Google announced a new, swooshier format for showing photos on Place Pages, its listings for businesses and landmarks. Photos are now displayed in a lightbox layered over the screen, with a simple slideshow navigation similar to Google Reader – Play and Fast Flip from Google Labs.

Google is not known for smooth design, but it seems to be trying harder to give users a pleasurable experience. “This simple and intuitive online album experience makes it easier to explore all the wonderful photographs of places all over the world,” the company wrote on its Lat Long blog.

Today Google rolled out a better design for browsing photos of landmarks and businesses from Google Maps or Place Pages.

Google Images got a similar makeover for the better this summer, introducing a new interface with search results tiled down a single page that can display up to 1,000 photos and a prettier way to enlarge any photo you want to see better in a lightbox displayed over the source page.

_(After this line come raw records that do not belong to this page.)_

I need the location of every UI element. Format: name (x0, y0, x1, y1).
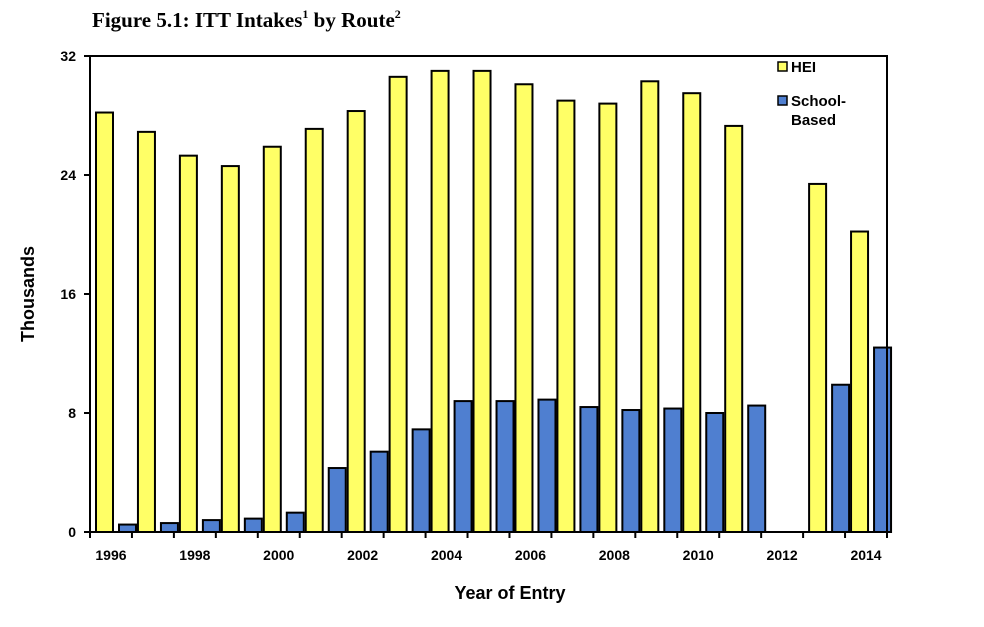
bar-hei-2003 (388, 75, 408, 533)
bar-hei-2005 (472, 69, 492, 533)
bar-school-based-2001 (327, 467, 347, 534)
chart-title-text: Figure 5.1: ITT Intakes (92, 8, 303, 32)
bar-hei-1996 (95, 111, 114, 534)
y-tick-label: 16 (60, 286, 76, 302)
y-tick-label: 8 (68, 405, 76, 421)
legend-label-school-based: Based (791, 112, 836, 129)
bar-school-based-1998 (201, 519, 221, 533)
legend-swatch-school-based (777, 95, 788, 106)
bar-hei-2002 (346, 110, 366, 533)
legend-label-hei: HEI (791, 59, 816, 76)
y-axis-label: Thousands (18, 246, 38, 342)
bar-hei-1997 (136, 130, 156, 534)
bar-hei-2001 (304, 127, 324, 533)
x-tick-label: 2014 (850, 547, 881, 563)
bar-school-based-1999 (243, 517, 263, 533)
x-axis: 1996 1998 2000 2002 2004 2006 2008 2010 2012 2014 (89, 532, 888, 563)
bar-hei-2000 (262, 145, 282, 534)
bar-school-based-2009 (663, 407, 683, 534)
bar-hei-1999 (220, 165, 240, 533)
bar-school-based-2003 (411, 428, 431, 533)
x-tick-label: 2010 (683, 547, 714, 563)
bars-layer (95, 69, 893, 534)
x-tick-label: 2012 (767, 547, 798, 563)
bar-hei-2009 (640, 80, 660, 533)
bar-hei-1998 (178, 154, 198, 533)
x-tick-label: 1998 (179, 547, 210, 563)
bar-hei-2010 (682, 92, 702, 533)
bar-school-based-2013 (831, 383, 851, 533)
x-tick-label: 1996 (95, 547, 126, 563)
bar-hei-2004 (430, 69, 450, 533)
bar-school-based-2002 (369, 450, 389, 533)
x-tick-label: 2008 (599, 547, 630, 563)
bar-hei-2008 (598, 102, 618, 533)
y-axis: 0 8 16 24 32 (60, 48, 90, 540)
bar-school-based-1997 (159, 522, 179, 534)
footnote-marker-2: 2 (394, 7, 401, 21)
bar-school-based-2006 (537, 398, 557, 533)
legend-label-school-based: School- (791, 93, 846, 110)
bar-school-based-2005 (495, 400, 515, 533)
x-tick-label: 2000 (263, 547, 294, 563)
y-tick-label: 32 (60, 48, 76, 64)
bar-school-based-2007 (579, 406, 599, 533)
bar-school-based-2008 (621, 409, 641, 533)
chart-title: Figure 5.1: ITT Intakes1 by Route2 (92, 7, 401, 33)
bar-school-based-2004 (453, 400, 473, 533)
y-tick-label: 0 (68, 524, 76, 540)
y-tick-label: 24 (60, 167, 76, 183)
legend-swatch-hei (777, 61, 788, 72)
bar-school-based-2014 (873, 346, 893, 533)
bar-school-based-2010 (705, 412, 725, 533)
bar-hei-2006 (514, 83, 534, 533)
bar-school-based-2000 (285, 511, 305, 533)
footnote-marker-1: 1 (302, 7, 309, 21)
x-tick-label: 2002 (347, 547, 378, 563)
legend: HEI School- Based (777, 59, 846, 129)
bar-hei-2007 (556, 99, 576, 533)
bar-school-based-2011 (747, 404, 767, 533)
x-tick-label: 2004 (431, 547, 462, 563)
x-axis-label: Year of Entry (454, 583, 565, 603)
bar-hei-2013 (808, 182, 828, 534)
bar-school-based-1996 (118, 523, 137, 533)
bar-hei-2014 (850, 230, 870, 533)
chart-title-suffix: by Route (308, 8, 395, 32)
x-tick-label: 2006 (515, 547, 546, 563)
bar-hei-2011 (724, 124, 744, 533)
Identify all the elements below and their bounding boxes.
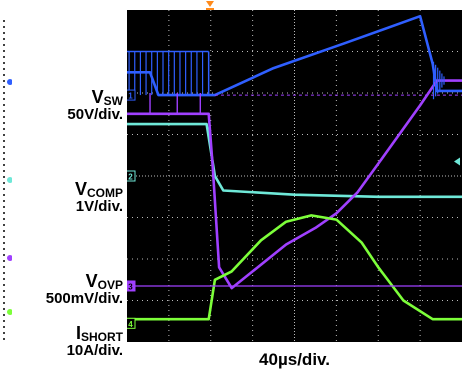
channel-marker-vovp: 3 xyxy=(127,280,136,292)
channel-marker-vcomp: 2 xyxy=(127,170,136,182)
vovp-noise-spikes xyxy=(149,93,201,114)
channel-marker-ishort: 4 xyxy=(127,317,136,329)
ishort-scale: 10A/div. xyxy=(66,342,123,359)
timebase-label: 40µs/div. xyxy=(259,350,330,369)
channel-marker-vsw: 1 xyxy=(127,89,136,101)
scope-reference-lines xyxy=(127,94,462,287)
ishort-trace xyxy=(127,214,462,321)
vovp-trace xyxy=(127,79,462,290)
channel-marker-number: 4 xyxy=(128,320,133,329)
vcomp-trace xyxy=(127,122,462,199)
channel-marker-number: 3 xyxy=(128,282,133,291)
channel-marker-number: 1 xyxy=(128,92,133,101)
adjacent-panel-lines xyxy=(3,20,13,340)
adjacent-panel-edge xyxy=(0,0,13,345)
vcomp-scale: 1V/div. xyxy=(75,198,123,215)
vsw-scale: 50V/div. xyxy=(67,106,123,123)
channel-markers: 1 2 3 4 xyxy=(127,89,460,329)
channel-label-vcomp: VCOMP 1V/div. xyxy=(75,180,123,214)
scope-traces xyxy=(127,14,462,321)
vcomp-name: VCOMP xyxy=(74,179,123,200)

Google is making photo-viewing better, but that’s not all it’s done. Users can flip easily through high resolution photos that they can click on to get to relevant sites on the Web.

Users of Panoramio, Google’s photo-sharing site that emphasizes geo-tagging, or Google Places can upload and geo-tag photos. Google also pulls from around the Web for the photos it displays on Place Pages.

Google’s push for a better user experience comes as Microsoft presents well-designed products like Bing and Street Slide that directly compete with Google services, and as Apple continues to introduce more people to its religion of good design.

Which Google products do you think are well-designed?